Free Choice of the Will

Contrary to the insistence of agnostic and atheistic determinists, as well as strict pre-destinationists, the Church recognizes and teaches that human persons have the power of free choice of the will.

“Free will” is the metaphysical truth of independent agency and elective power, including the ability to exercise autonomous and rational control over one’s decisions, thoughts, and actions. The existence of free will means that the actions of the body, including the brain and the mind, are not wholly determined by physical causality, that one’s thoughts somehow go beyond and transcend the physical body, suggesting the existence of an extra-corporeal aspect to the person, which we call the spirit or soul. It is because we are both body and spirit that we are able to transcend and overcome the mere biological electro-chemical reactions in the brain.

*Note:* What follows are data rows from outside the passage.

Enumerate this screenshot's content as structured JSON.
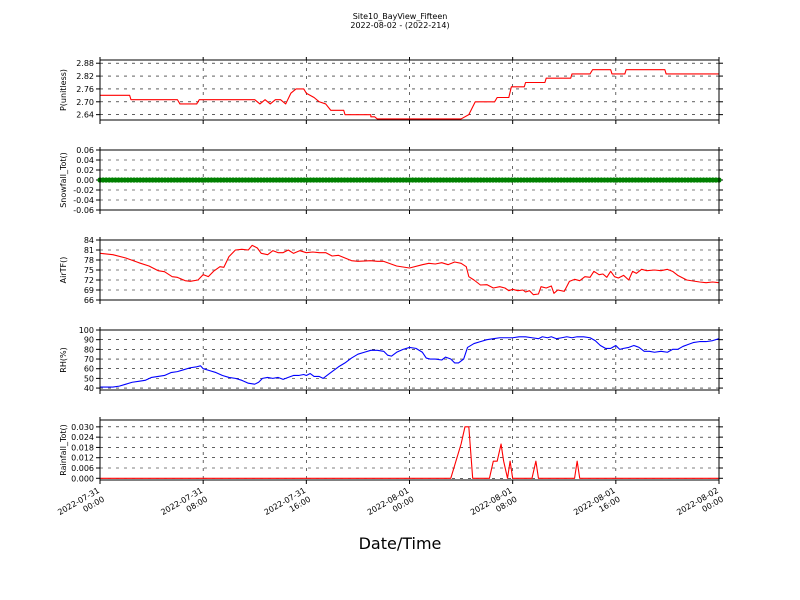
{
  "title": "Site10_BayView_Fifteen",
  "subtitle": "2022-08-02 - (2022-214)",
  "xlabel": "Date/Time",
  "x_ticks": [
    {
      "l1": "2022-07-31",
      "l2": "00:00",
      "h": 0
    },
    {
      "l1": "2022-07-31",
      "l2": "08:00",
      "h": 8
    },
    {
      "l1": "2022-07-31",
      "l2": "16:00",
      "h": 16
    },
    {
      "l1": "2022-08-01",
      "l2": "00:00",
      "h": 24
    },
    {
      "l1": "2022-08-01",
      "l2": "08:00",
      "h": 32
    },
    {
      "l1": "2022-08-01",
      "l2": "16:00",
      "h": 40
    },
    {
      "l1": "2022-08-02",
      "l2": "00:00",
      "h": 48
    }
  ],
  "chart_data": [
    {
      "type": "line",
      "ylabel": "P(unitless)",
      "color": "#ff0000",
      "ylim": [
        2.615,
        2.895
      ],
      "yticks": [
        "2.64",
        "2.70",
        "2.76",
        "2.82",
        "2.88"
      ],
      "ytick_values": [
        2.64,
        2.7,
        2.76,
        2.82,
        2.88
      ],
      "points": [
        [
          0,
          2.73
        ],
        [
          2.3,
          2.73
        ],
        [
          2.4,
          2.71
        ],
        [
          4,
          2.71
        ],
        [
          6,
          2.71
        ],
        [
          6.2,
          2.69
        ],
        [
          7.5,
          2.69
        ],
        [
          7.7,
          2.71
        ],
        [
          9,
          2.71
        ],
        [
          11,
          2.71
        ],
        [
          12,
          2.71
        ],
        [
          12.4,
          2.69
        ],
        [
          12.8,
          2.71
        ],
        [
          13.2,
          2.69
        ],
        [
          13.6,
          2.71
        ],
        [
          14,
          2.71
        ],
        [
          14.4,
          2.69
        ],
        [
          14.8,
          2.74
        ],
        [
          15.2,
          2.76
        ],
        [
          15.8,
          2.76
        ],
        [
          16,
          2.74
        ],
        [
          16.6,
          2.72
        ],
        [
          17,
          2.7
        ],
        [
          17.5,
          2.69
        ],
        [
          17.9,
          2.66
        ],
        [
          18.9,
          2.66
        ],
        [
          19,
          2.64
        ],
        [
          21,
          2.64
        ],
        [
          21,
          2.63
        ],
        [
          21.3,
          2.63
        ],
        [
          21.5,
          2.62
        ],
        [
          28,
          2.62
        ],
        [
          28.6,
          2.64
        ],
        [
          29.1,
          2.7
        ],
        [
          30,
          2.7
        ],
        [
          30.6,
          2.7
        ],
        [
          30.8,
          2.72
        ],
        [
          31.7,
          2.72
        ],
        [
          31.9,
          2.77
        ],
        [
          32.9,
          2.77
        ],
        [
          33,
          2.79
        ],
        [
          34.5,
          2.79
        ],
        [
          34.6,
          2.81
        ],
        [
          36.5,
          2.81
        ],
        [
          36.6,
          2.83
        ],
        [
          38,
          2.83
        ],
        [
          38.2,
          2.85
        ],
        [
          39.6,
          2.85
        ],
        [
          39.7,
          2.83
        ],
        [
          40.7,
          2.83
        ],
        [
          40.8,
          2.85
        ],
        [
          43,
          2.85
        ],
        [
          43.8,
          2.85
        ],
        [
          43.9,
          2.83
        ],
        [
          48,
          2.83
        ]
      ]
    },
    {
      "type": "scatter",
      "ylabel": "Snowfall_Tot()",
      "color": "#008000",
      "ylim": [
        -0.06,
        0.06
      ],
      "yticks": [
        "-0.06",
        "-0.04",
        "-0.02",
        "0.00",
        "0.02",
        "0.04",
        "0.06"
      ],
      "ytick_values": [
        -0.06,
        -0.04,
        -0.02,
        0,
        0.02,
        0.04,
        0.06
      ],
      "points": [
        [
          0,
          0
        ],
        [
          48,
          0
        ]
      ],
      "note_constant": 0
    },
    {
      "type": "line",
      "ylabel": "AirTF()",
      "color": "#ff0000",
      "ylim": [
        66,
        84
      ],
      "yticks": [
        "66",
        "69",
        "72",
        "75",
        "78",
        "81",
        "84"
      ],
      "ytick_values": [
        66,
        69,
        72,
        75,
        78,
        81,
        84
      ],
      "points": [
        [
          0,
          80
        ],
        [
          1,
          79.6
        ],
        [
          2,
          78.6
        ],
        [
          3,
          77.2
        ],
        [
          3.8,
          76.2
        ],
        [
          4.5,
          74.8
        ],
        [
          5,
          74.5
        ],
        [
          5.6,
          73
        ],
        [
          6,
          72.8
        ],
        [
          6.6,
          71.8
        ],
        [
          7,
          71.6
        ],
        [
          7.6,
          72
        ],
        [
          8,
          73.6
        ],
        [
          8.4,
          73
        ],
        [
          8.8,
          74.6
        ],
        [
          9.3,
          76
        ],
        [
          9.6,
          75.8
        ],
        [
          10,
          79
        ],
        [
          10.5,
          81
        ],
        [
          11,
          81.2
        ],
        [
          11.5,
          81
        ],
        [
          11.8,
          82.4
        ],
        [
          12.2,
          81.6
        ],
        [
          12.5,
          80
        ],
        [
          13,
          79.6
        ],
        [
          13.4,
          80.8
        ],
        [
          13.8,
          80.2
        ],
        [
          14.2,
          80.2
        ],
        [
          14.6,
          81
        ],
        [
          15,
          80
        ],
        [
          15.5,
          80.8
        ],
        [
          16,
          80.2
        ],
        [
          16.5,
          80.4
        ],
        [
          17,
          80.2
        ],
        [
          17.5,
          80.2
        ],
        [
          18,
          79.2
        ],
        [
          18.5,
          79.4
        ],
        [
          19,
          78.6
        ],
        [
          19.5,
          77.8
        ],
        [
          20,
          77.6
        ],
        [
          21,
          77.8
        ],
        [
          21.5,
          77.6
        ],
        [
          22,
          77.6
        ],
        [
          23,
          76.2
        ],
        [
          24,
          75.6
        ],
        [
          25,
          76.6
        ],
        [
          25.5,
          77
        ],
        [
          26,
          76.8
        ],
        [
          26.5,
          77.2
        ],
        [
          27,
          76.6
        ],
        [
          27.5,
          77.4
        ],
        [
          28,
          77
        ],
        [
          28.4,
          76
        ],
        [
          28.6,
          73
        ],
        [
          29,
          72
        ],
        [
          29.5,
          70.5
        ],
        [
          30,
          70.6
        ],
        [
          30.5,
          69.6
        ],
        [
          31,
          70
        ],
        [
          31.4,
          69.6
        ],
        [
          31.7,
          68.8
        ],
        [
          32,
          69.2
        ],
        [
          32.4,
          68.8
        ],
        [
          32.8,
          69
        ],
        [
          33,
          68.4
        ],
        [
          33.3,
          68.8
        ],
        [
          33.6,
          67.6
        ],
        [
          34,
          67.8
        ],
        [
          34.2,
          70
        ],
        [
          34.6,
          69.6
        ],
        [
          35,
          70.2
        ],
        [
          35.2,
          68
        ],
        [
          35.5,
          69
        ],
        [
          36,
          68.6
        ],
        [
          36.4,
          71.6
        ],
        [
          36.8,
          72.2
        ],
        [
          37.2,
          71.8
        ],
        [
          37.6,
          73
        ],
        [
          38,
          72.8
        ],
        [
          38.3,
          74.6
        ],
        [
          38.7,
          73.6
        ],
        [
          39,
          73.8
        ],
        [
          39.3,
          72.8
        ],
        [
          39.6,
          74.6
        ],
        [
          39.9,
          73
        ],
        [
          40.2,
          72.6
        ],
        [
          40.6,
          73.4
        ],
        [
          41,
          72
        ],
        [
          41.3,
          74.6
        ],
        [
          41.6,
          74
        ],
        [
          42,
          75.2
        ],
        [
          42.4,
          74.8
        ],
        [
          43,
          75
        ],
        [
          43.5,
          74.8
        ],
        [
          44,
          75.2
        ],
        [
          44.4,
          74.6
        ],
        [
          44.8,
          73.4
        ],
        [
          45.5,
          72
        ],
        [
          46.5,
          71.4
        ],
        [
          47,
          71.2
        ],
        [
          47.5,
          71.4
        ],
        [
          48,
          71.2
        ]
      ]
    },
    {
      "type": "line",
      "ylabel": "RH(%)",
      "color": "#0000ff",
      "ylim": [
        38,
        100
      ],
      "yticks": [
        "40",
        "50",
        "60",
        "70",
        "80",
        "90",
        "100"
      ],
      "ytick_values": [
        40,
        50,
        60,
        70,
        80,
        90,
        100
      ],
      "points": [
        [
          0,
          41
        ],
        [
          1,
          41
        ],
        [
          1.5,
          42
        ],
        [
          2,
          44
        ],
        [
          2.5,
          46
        ],
        [
          3,
          47
        ],
        [
          3.5,
          48
        ],
        [
          4,
          51
        ],
        [
          4.5,
          52
        ],
        [
          5,
          53
        ],
        [
          5.5,
          56
        ],
        [
          6,
          57
        ],
        [
          6.5,
          59
        ],
        [
          7,
          61
        ],
        [
          7.5,
          62
        ],
        [
          7.8,
          63
        ],
        [
          8,
          60
        ],
        [
          8.5,
          58
        ],
        [
          9,
          56
        ],
        [
          9.5,
          53
        ],
        [
          10,
          51
        ],
        [
          10.5,
          50
        ],
        [
          11,
          48
        ],
        [
          11.5,
          45
        ],
        [
          12,
          44
        ],
        [
          12.3,
          46
        ],
        [
          12.6,
          50
        ],
        [
          13,
          51
        ],
        [
          13.4,
          50
        ],
        [
          13.8,
          51
        ],
        [
          14.2,
          49
        ],
        [
          14.6,
          51
        ],
        [
          15,
          53
        ],
        [
          15.4,
          53
        ],
        [
          15.8,
          54
        ],
        [
          16,
          53
        ],
        [
          16.3,
          55
        ],
        [
          16.6,
          52
        ],
        [
          17,
          52
        ],
        [
          17.3,
          50
        ],
        [
          17.6,
          53
        ],
        [
          18,
          57
        ],
        [
          18.5,
          62
        ],
        [
          19,
          66
        ],
        [
          19.5,
          71
        ],
        [
          20,
          75
        ],
        [
          20.5,
          77
        ],
        [
          21,
          79
        ],
        [
          21.5,
          79
        ],
        [
          22,
          78
        ],
        [
          22.3,
          74
        ],
        [
          22.6,
          73
        ],
        [
          23,
          77
        ],
        [
          23.5,
          80
        ],
        [
          24,
          82
        ],
        [
          24.5,
          81
        ],
        [
          25,
          77
        ],
        [
          25.3,
          71
        ],
        [
          25.6,
          70
        ],
        [
          26,
          70
        ],
        [
          26.5,
          69
        ],
        [
          26.8,
          72
        ],
        [
          27.2,
          70
        ],
        [
          27.5,
          66
        ],
        [
          27.8,
          66
        ],
        [
          28.2,
          70
        ],
        [
          28.5,
          82
        ],
        [
          29,
          86
        ],
        [
          29.5,
          88
        ],
        [
          30,
          90
        ],
        [
          30.5,
          91
        ],
        [
          31,
          92
        ],
        [
          31.5,
          92
        ],
        [
          32,
          92
        ],
        [
          32.5,
          93
        ],
        [
          33,
          93
        ],
        [
          33.5,
          92
        ],
        [
          34,
          91
        ],
        [
          34.3,
          93
        ],
        [
          34.7,
          92
        ],
        [
          35,
          93
        ],
        [
          35.4,
          91
        ],
        [
          35.8,
          92
        ],
        [
          36.2,
          93
        ],
        [
          36.6,
          92
        ],
        [
          37,
          93
        ],
        [
          37.5,
          93
        ],
        [
          38,
          92
        ],
        [
          38.4,
          89
        ],
        [
          38.8,
          84
        ],
        [
          39.2,
          81
        ],
        [
          39.6,
          81
        ],
        [
          40,
          84
        ],
        [
          40.3,
          80
        ],
        [
          40.6,
          81
        ],
        [
          41,
          82
        ],
        [
          41.4,
          84
        ],
        [
          41.8,
          82
        ],
        [
          42.2,
          78
        ],
        [
          42.6,
          78
        ],
        [
          43,
          77
        ],
        [
          43.5,
          78
        ],
        [
          44,
          77
        ],
        [
          44.4,
          80
        ],
        [
          44.8,
          80
        ],
        [
          45.2,
          83
        ],
        [
          45.6,
          85
        ],
        [
          46,
          87
        ],
        [
          46.5,
          88
        ],
        [
          47,
          88
        ],
        [
          47.5,
          89
        ],
        [
          48,
          91
        ]
      ]
    },
    {
      "type": "line",
      "ylabel": "Rainfall_Tot()",
      "color": "#ff0000",
      "ylim": [
        -0.001,
        0.034
      ],
      "yticks": [
        "0.000",
        "0.006",
        "0.012",
        "0.018",
        "0.024",
        "0.030"
      ],
      "ytick_values": [
        0,
        0.006,
        0.012,
        0.018,
        0.024,
        0.03
      ],
      "points": [
        [
          0,
          0
        ],
        [
          27.2,
          0
        ],
        [
          28,
          0.02
        ],
        [
          28.3,
          0.03
        ],
        [
          28.6,
          0.03
        ],
        [
          28.9,
          0
        ],
        [
          30.2,
          0
        ],
        [
          30.5,
          0.01
        ],
        [
          30.8,
          0.01
        ],
        [
          31.1,
          0.02
        ],
        [
          31.3,
          0.01
        ],
        [
          31.6,
          0
        ],
        [
          31.8,
          0.01
        ],
        [
          32,
          0
        ],
        [
          33.5,
          0
        ],
        [
          33.8,
          0.01
        ],
        [
          34.0,
          0
        ],
        [
          36.8,
          0
        ],
        [
          37.0,
          0.01
        ],
        [
          37.2,
          0
        ],
        [
          48,
          0
        ]
      ]
    }
  ]
}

The human brain is like a computer. A computer operates strictly according to its software programming and the efficacy of its hardware. So long as there is no physical damage or defect, the computer will only do what its program dictates, without any deviation whatsoever. The actions of the computer are totally pre-determined by its programming. Likewise, the human brain operates according to its own hardware and software, by electro-chemical impulses along synapses, which interact with memory that has been created by certain chemical markers on the brain tissue. However, human persons are possessed with more than a body and computer-like brain.

Our Faith, revelation and reason, informs us that we are also possessed with a soul, and this spiritual component of our being is able to rise above and go beyond the merely material and physical, including the physical laws of cause and effect. As a result, we are able to make independent decisions with respect to actions taken. We lift our hand and move our fingers because we consciously choose to do so of our own volition, not because of some pre-programmed biological memory and electro-chemical reactions in the brain, and not because God has pulled a puppet string. We are made in the image of God, and therefore possess to a certain degree that same power of the Logos, that is, we have a certain power of creative reason, which transcends and overrides the physical brain and permits independent thought and agency. Now, we do not have the power of the Logos to create reality itself, much less a reality which is contrary to Truth, but we do have the limited power of creative reason to form our own thoughts and act upon a free choice of the will. That is, to break the chain of purely material cause and effect and create a completely new and independent cause.

Freedom belongs to the basic structure of creation, to the spiritual existence of man. We are not just laid out and determined according to a particular model. Freedom is there so that each one of us can shape his own life and, along with his own inner self, can in the end follow the path that best corresponds to his essential being.